A cobordism between two n-dimensional closed manifolds is a compact (n+1)-dimensional manifold whose boundary is the disjoint union of the two manifolds. The category of cobordisms of dimension n+1 is the category with objects the closed manifolds of dimension n, and morphisms the cobordisms between them (note that the definition of a cobordism includes the identification of the boundary to the manifolds). Note that one of the manifolds can be empty; in particular a closed manifold of dimension n+1 is viewed as an endomorphism of the empty set. One can also compose two cobordisms when the end of the first is equal to the start of the second. A n-dimensional topological quantum field theory (TQFT) is a monoidal functor from the category of n-cobordisms to the category of complex vector space (where multiplication is given by the tensor product).

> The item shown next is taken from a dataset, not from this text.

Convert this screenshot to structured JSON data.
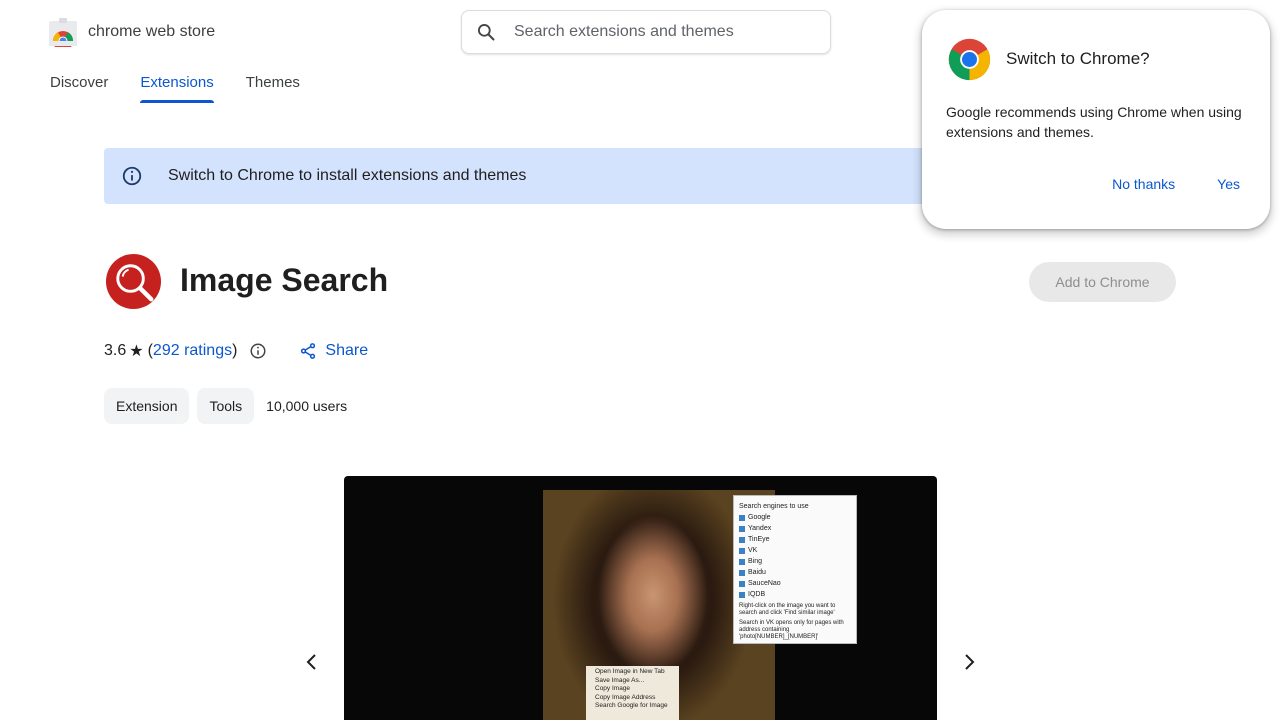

In particular, cobordisms between 1-dimensional manifolds (which are unions of circles) are compact surfaces whose boundary has been separated into two disjoint unions of circles. Two-dimensional TQFTs correspond to Frobenius algebras, where the circle (the only connected closed 1-manifold) maps to the underlying vector space of the algebra, while the pair of pants gives a product or coproduct, depending on how the boundary components are grouped – which is commutative or cocommutative. Further, the map associated with a disk gives a counit (trace) or unit (scalars), depending on grouping of boundary, which completes the correspondence.